While Joshua Tree National Park in Southern California reportedly experienced damage that could be felt for decades, if not hundreds of years, during the record 35-day government shutdown in January, the federal lands on Mount Hood seem to have avoided a similar fate.

Jennifer Velez, Public Affairs Officer for the Northwest Oregon District of the Bureau of Land Management (BLM), noted that the main problem they encountered after the shutdown was trash. Recreation staff conducted assessments of all recreation sites when they returned to work, and Velez noted that it took approximately 30 hours to clean up the trash.

“Thanks to any visitors on BLM who picked up trash or served as stewards to public lands,” Velez said. “A huge thank you. We know that made a difference.”

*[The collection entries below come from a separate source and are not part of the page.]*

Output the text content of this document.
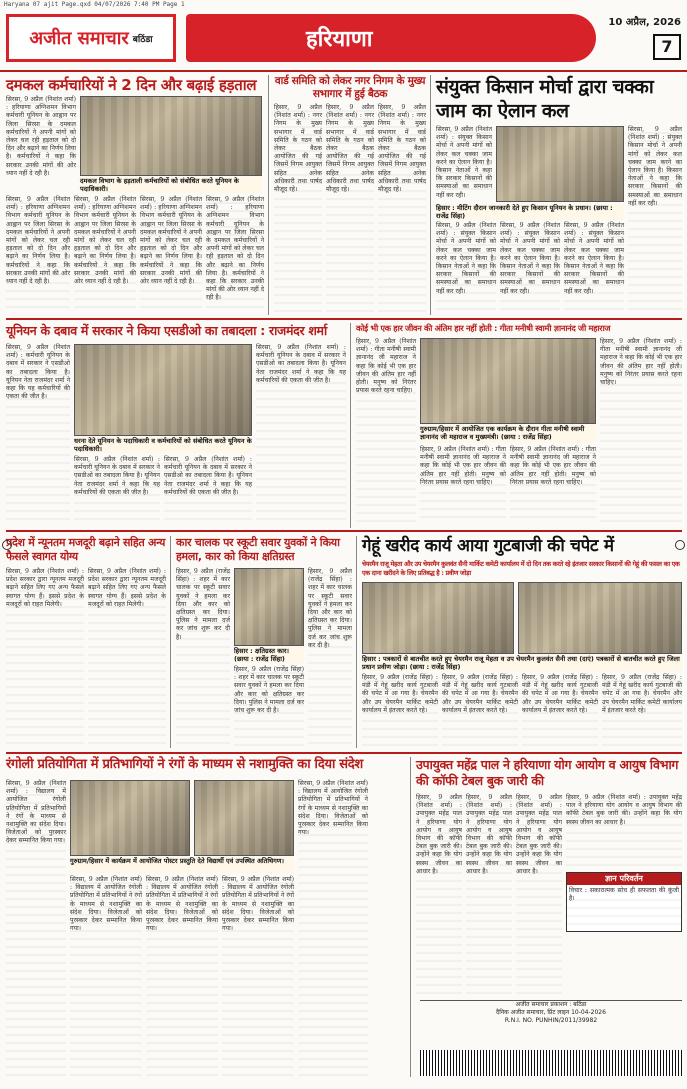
Haryana 07 ajit Page.qxd 04/07/2026 7:40 PM Page 1
अजीत समाचार बठिंडा	हरियाणा
10 अप्रैल, 2026
7
दमकल कर्मचारियों ने 2 दिन और बढ़ाई हड़ताल
सिरसा, 9 अप्रैल (निशांत शर्मा) : हरियाणा अग्निशमन विभाग कर्मचारी यूनियन के आह्वान पर जिला सिरसा के दमकल कर्मचारियों ने अपनी मांगों को लेकर चल रही हड़ताल को दो दिन और बढ़ाने का निर्णय लिया है। कर्मचारियों ने कहा कि सरकार उनकी मांगों की ओर ध्यान नहीं दे रही है।
दमकल विभाग के हड़ताली कर्मचारियों को संबोधित करते यूनियन के पदाधिकारी।
सिरसा, 9 अप्रैल (निशांत शर्मा) : हरियाणा अग्निशमन विभाग कर्मचारी यूनियन के आह्वान पर जिला सिरसा के दमकल कर्मचारियों ने अपनी मांगों को लेकर चल रही हड़ताल को दो दिन और बढ़ाने का निर्णय लिया है। कर्मचारियों ने कहा कि सरकार उनकी मांगों की ओर ध्यान नहीं दे रही है।
सिरसा, 9 अप्रैल (निशांत शर्मा) : हरियाणा अग्निशमन विभाग कर्मचारी यूनियन के आह्वान पर जिला सिरसा के दमकल कर्मचारियों ने अपनी मांगों को लेकर चल रही हड़ताल को दो दिन और बढ़ाने का निर्णय लिया है। कर्मचारियों ने कहा कि सरकार उनकी मांगों की ओर ध्यान नहीं दे रही है।
सिरसा, 9 अप्रैल (निशांत शर्मा) : हरियाणा अग्निशमन विभाग कर्मचारी यूनियन के आह्वान पर जिला सिरसा के दमकल कर्मचारियों ने अपनी मांगों को लेकर चल रही हड़ताल को दो दिन और बढ़ाने का निर्णय लिया है। कर्मचारियों ने कहा कि सरकार उनकी मांगों की ओर ध्यान नहीं दे रही है।
सिरसा, 9 अप्रैल (निशांत शर्मा) : हरियाणा अग्निशमन विभाग कर्मचारी यूनियन के आह्वान पर जिला सिरसा के दमकल कर्मचारियों ने अपनी मांगों को लेकर चल रही हड़ताल को दो दिन और बढ़ाने का निर्णय लिया है। कर्मचारियों ने कहा कि सरकार उनकी मांगों की ओर ध्यान नहीं दे रही है।
वार्ड समिति को लेकर नगर निगम के मुख्य सभागार में हुई बैठक
हिसार, 9 अप्रैल (निशांत शर्मा) : नगर निगम के मुख्य सभागार में वार्ड समिति के गठन को लेकर बैठक आयोजित की गई जिसमें निगम आयुक्त सहित अनेक अधिकारी तथा पार्षद मौजूद रहे।
हिसार, 9 अप्रैल (निशांत शर्मा) : नगर निगम के मुख्य सभागार में वार्ड समिति के गठन को लेकर बैठक आयोजित की गई जिसमें निगम आयुक्त सहित अनेक अधिकारी तथा पार्षद मौजूद रहे।
हिसार, 9 अप्रैल (निशांत शर्मा) : नगर निगम के मुख्य सभागार में वार्ड समिति के गठन को लेकर बैठक आयोजित की गई जिसमें निगम आयुक्त सहित अनेक अधिकारी तथा पार्षद मौजूद रहे।
संयुक्त किसान मोर्चा द्वारा चक्का जाम का ऐलान कल
सिरसा, 9 अप्रैल (निशांत शर्मा) : संयुक्त किसान मोर्चा ने अपनी मांगों को लेकर कल चक्का जाम करने का ऐलान किया है। किसान नेताओं ने कहा कि सरकार किसानों की समस्याओं का समाधान नहीं कर रही।
हिसार : मीटिंग दौरान जानकारी देते हुए किसान यूनियन के प्रधान। (छाया : राजेंद्र सिंहा)
सिरसा, 9 अप्रैल (निशांत शर्मा) : संयुक्त किसान मोर्चा ने अपनी मांगों को लेकर कल चक्का जाम करने का ऐलान किया है। किसान नेताओं ने कहा कि सरकार किसानों की समस्याओं का समाधान नहीं कर रही।
सिरसा, 9 अप्रैल (निशांत शर्मा) : संयुक्त किसान मोर्चा ने अपनी मांगों को लेकर कल चक्का जाम करने का ऐलान किया है। किसान नेताओं ने कहा कि सरकार किसानों की समस्याओं का समाधान नहीं कर रही।
सिरसा, 9 अप्रैल (निशांत शर्मा) : संयुक्त किसान मोर्चा ने अपनी मांगों को लेकर कल चक्का जाम करने का ऐलान किया है। किसान नेताओं ने कहा कि सरकार किसानों की समस्याओं का समाधान नहीं कर रही।
सिरसा, 9 अप्रैल (निशांत शर्मा) : संयुक्त किसान मोर्चा ने अपनी मांगों को लेकर कल चक्का जाम करने का ऐलान किया है। किसान नेताओं ने कहा कि सरकार किसानों की समस्याओं का समाधान नहीं कर रही।
यूनियन के दबाव में सरकार ने किया एसडीओ का तबादला : राजमंदर शर्मा
सिरसा, 9 अप्रैल (निशांत शर्मा) : कर्मचारी यूनियन के दबाव में सरकार ने एसडीओ का तबादला किया है। यूनियन नेता राजमंदर शर्मा ने कहा कि यह कर्मचारियों की एकता की जीत है।
धरना देते यूनियन के पदाधिकारी व कर्मचारियों को संबोधित करते यूनियन के पदाधिकारी।
सिरसा, 9 अप्रैल (निशांत शर्मा) : कर्मचारी यूनियन के दबाव में सरकार ने एसडीओ का तबादला किया है। यूनियन नेता राजमंदर शर्मा ने कहा कि यह कर्मचारियों की एकता की जीत है।
सिरसा, 9 अप्रैल (निशांत शर्मा) : कर्मचारी यूनियन के दबाव में सरकार ने एसडीओ का तबादला किया है। यूनियन नेता राजमंदर शर्मा ने कहा कि यह कर्मचारियों की एकता की जीत है।
सिरसा, 9 अप्रैल (निशांत शर्मा) : कर्मचारी यूनियन के दबाव में सरकार ने एसडीओ का तबादला किया है। यूनियन नेता राजमंदर शर्मा ने कहा कि यह कर्मचारियों की एकता की जीत है।
कोई भी एक हार जीवन की अंतिम हार नहीं होती : गीता मनीषी स्वामी ज्ञानानंद जी महाराज
हिसार, 9 अप्रैल (निशांत शर्मा) : गीता मनीषी स्वामी ज्ञानानंद जी महाराज ने कहा कि कोई भी एक हार जीवन की अंतिम हार नहीं होती। मनुष्य को निरंतर प्रयास करते रहना चाहिए।
गुरुग्राम/हिसार में आयोजित एक कार्यक्रम के दौरान गीता मनीषी स्वामी ज्ञानानंद जी महाराज व मुख्यमंत्री। (छाया : राजेंद्र सिंहा)
हिसार, 9 अप्रैल (निशांत शर्मा) : गीता मनीषी स्वामी ज्ञानानंद जी महाराज ने कहा कि कोई भी एक हार जीवन की अंतिम हार नहीं होती। मनुष्य को निरंतर प्रयास करते रहना चाहिए।
हिसार, 9 अप्रैल (निशांत शर्मा) : गीता मनीषी स्वामी ज्ञानानंद जी महाराज ने कहा कि कोई भी एक हार जीवन की अंतिम हार नहीं होती। मनुष्य को निरंतर प्रयास करते रहना चाहिए।
हिसार, 9 अप्रैल (निशांत शर्मा) : गीता मनीषी स्वामी ज्ञानानंद जी महाराज ने कहा कि कोई भी एक हार जीवन की अंतिम हार नहीं होती। मनुष्य को निरंतर प्रयास करते रहना चाहिए।
प्रदेश में न्यूनतम मजदूरी बढ़ाने सहित अन्य फैसले स्वागत योग्य
सिरसा, 9 अप्रैल (निशांत शर्मा) : प्रदेश सरकार द्वारा न्यूनतम मजदूरी बढ़ाने सहित लिए गए अन्य फैसले स्वागत योग्य हैं। इससे प्रदेश के मजदूरों को राहत मिलेगी।
सिरसा, 9 अप्रैल (निशांत शर्मा) : प्रदेश सरकार द्वारा न्यूनतम मजदूरी बढ़ाने सहित लिए गए अन्य फैसले स्वागत योग्य हैं। इससे प्रदेश के मजदूरों को राहत मिलेगी।
कार चालक पर स्कूटी सवार युवकों ने किया हमला, कार को किया क्षतिग्रस्त
हिसार, 9 अप्रैल (राजेंद्र सिंहा) : शहर में कार चालक पर स्कूटी सवार युवकों ने हमला कर दिया और कार को क्षतिग्रस्त कर दिया। पुलिस ने मामला दर्ज कर जांच शुरू कर दी है।
हिसार : क्षतिग्रस्त कार। (छाया : राजेंद्र सिंहा)
हिसार, 9 अप्रैल (राजेंद्र सिंहा) : शहर में कार चालक पर स्कूटी सवार युवकों ने हमला कर दिया और कार को क्षतिग्रस्त कर दिया। पुलिस ने मामला दर्ज कर जांच शुरू कर दी है।
हिसार, 9 अप्रैल (राजेंद्र सिंहा) : शहर में कार चालक पर स्कूटी सवार युवकों ने हमला कर दिया और कार को क्षतिग्रस्त कर दिया। पुलिस ने मामला दर्ज कर जांच शुरू कर दी है।
गेहूं खरीद कार्य आया गुटबाजी की चपेट में
चेयरमैन राजू मेहता और उप चेयरमैन कुलवंत सैनी मार्किट कमेटी कार्यालय में दो दिन तक करते रहे इंतजार सरकार किसानों की गेहूं की फसल का एक एक दाना खरीदने के लिए प्रतिबद्ध है : प्रवीण जोड़ा
हिसार : पत्रकारों से बातचीत करते हुए चेयरमैन राजू मेहता व उप चेयरमैन कुलवंत सैनी तथा (दाएं) पत्रकारों से बातचीत करते हुए जिला प्रधान प्रवीण जोड़ा। (छाया : राजेंद्र सिंहा)
हिसार, 9 अप्रैल (राजेंद्र सिंहा) : मंडी में गेहूं खरीद कार्य गुटबाजी की चपेट में आ गया है। चेयरमैन और उप चेयरमैन मार्किट कमेटी कार्यालय में इंतजार करते रहे।
हिसार, 9 अप्रैल (राजेंद्र सिंहा) : मंडी में गेहूं खरीद कार्य गुटबाजी की चपेट में आ गया है। चेयरमैन और उप चेयरमैन मार्किट कमेटी कार्यालय में इंतजार करते रहे।
हिसार, 9 अप्रैल (राजेंद्र सिंहा) : मंडी में गेहूं खरीद कार्य गुटबाजी की चपेट में आ गया है। चेयरमैन और उप चेयरमैन मार्किट कमेटी कार्यालय में इंतजार करते रहे।
हिसार, 9 अप्रैल (राजेंद्र सिंहा) : मंडी में गेहूं खरीद कार्य गुटबाजी की चपेट में आ गया है। चेयरमैन और उप चेयरमैन मार्किट कमेटी कार्यालय में इंतजार करते रहे।
रंगोली प्रतियोगिता में प्रतिभागियों ने रंगों के माध्यम से नशामुक्ति का दिया संदेश
सिरसा, 9 अप्रैल (निशांत शर्मा) : विद्यालय में आयोजित रंगोली प्रतियोगिता में प्रतिभागियों ने रंगों के माध्यम से नशामुक्ति का संदेश दिया। विजेताओं को पुरस्कार देकर सम्मानित किया गया।
गुरुग्राम/हिसार में कार्यक्रम में आयोजित पोस्टर प्रस्तुति देते विद्यार्थी एवं उपस्थित अतिथिगण।
सिरसा, 9 अप्रैल (निशांत शर्मा) : विद्यालय में आयोजित रंगोली प्रतियोगिता में प्रतिभागियों ने रंगों के माध्यम से नशामुक्ति का संदेश दिया। विजेताओं को पुरस्कार देकर सम्मानित किया गया।
सिरसा, 9 अप्रैल (निशांत शर्मा) : विद्यालय में आयोजित रंगोली प्रतियोगिता में प्रतिभागियों ने रंगों के माध्यम से नशामुक्ति का संदेश दिया। विजेताओं को पुरस्कार देकर सम्मानित किया गया।
सिरसा, 9 अप्रैल (निशांत शर्मा) : विद्यालय में आयोजित रंगोली प्रतियोगिता में प्रतिभागियों ने रंगों के माध्यम से नशामुक्ति का संदेश दिया। विजेताओं को पुरस्कार देकर सम्मानित किया गया।
सिरसा, 9 अप्रैल (निशांत शर्मा) : विद्यालय में आयोजित रंगोली प्रतियोगिता में प्रतिभागियों ने रंगों के माध्यम से नशामुक्ति का संदेश दिया। विजेताओं को पुरस्कार देकर सम्मानित किया गया।
उपायुक्त महेंद्र पाल ने हरियाणा योग आयोग व आयुष विभाग की कॉफी टेबल बुक जारी की
हिसार, 9 अप्रैल (निशांत शर्मा) : उपायुक्त महेंद्र पाल ने हरियाणा योग आयोग व आयुष विभाग की कॉफी टेबल बुक जारी की। उन्होंने कहा कि योग स्वस्थ जीवन का आधार है।
हिसार, 9 अप्रैल (निशांत शर्मा) : उपायुक्त महेंद्र पाल ने हरियाणा योग आयोग व आयुष विभाग की कॉफी टेबल बुक जारी की। उन्होंने कहा कि योग स्वस्थ जीवन का आधार है।
हिसार, 9 अप्रैल (निशांत शर्मा) : उपायुक्त महेंद्र पाल ने हरियाणा योग आयोग व आयुष विभाग की कॉफी टेबल बुक जारी की। उन्होंने कहा कि योग स्वस्थ जीवन का आधार है।
हिसार, 9 अप्रैल (निशांत शर्मा) : उपायुक्त महेंद्र पाल ने हरियाणा योग आयोग व आयुष विभाग की कॉफी टेबल बुक जारी की। उन्होंने कहा कि योग स्वस्थ जीवन का आधार है।
ज्ञान परिवर्तन
विचार : सकारात्मक सोच ही सफलता की कुंजी है।
अजीत समाचार प्रकाशन : बठिंडा
दैनिक अजीत समाचार, प्रिंट लाइन 10-04-2026
R.N.I. NO. PUNHIN/2011/39982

The Northwest Oregon District has approximately 250 permanent employees, Velez added, noting that some were considered “essential” and did continue to work during the shutdown, including law enforcement. She added that they do have standard operating procedures they go through in the event of a shutdown, but they find out about it at the same time as the general public.

The fate of the Mount Hood National Forest (MHNF), however, was unclear as representatives from the MHNF declined to comment on what, if any, damage was reported, the total number of employees, the number of employees who worked during the shutdown or any steps the MHNF takes in the event of a shutdown.

Laura Pramuk, Public Affairs Officer for the US Forest Service (USFS), referred the Mountain Times to online documents, including Field Operational Updates for each state that were last updated in late January, and a blog post by Chief Vicki Christiansen titled “Resume, Recover, Rest” and addressing the USFS employees. Neither addressed the questions submitted by the Mountain Times.

Pramuk added that law enforcement staff worked during the furlough, but that the Washington office wouldn’t answer specific questions.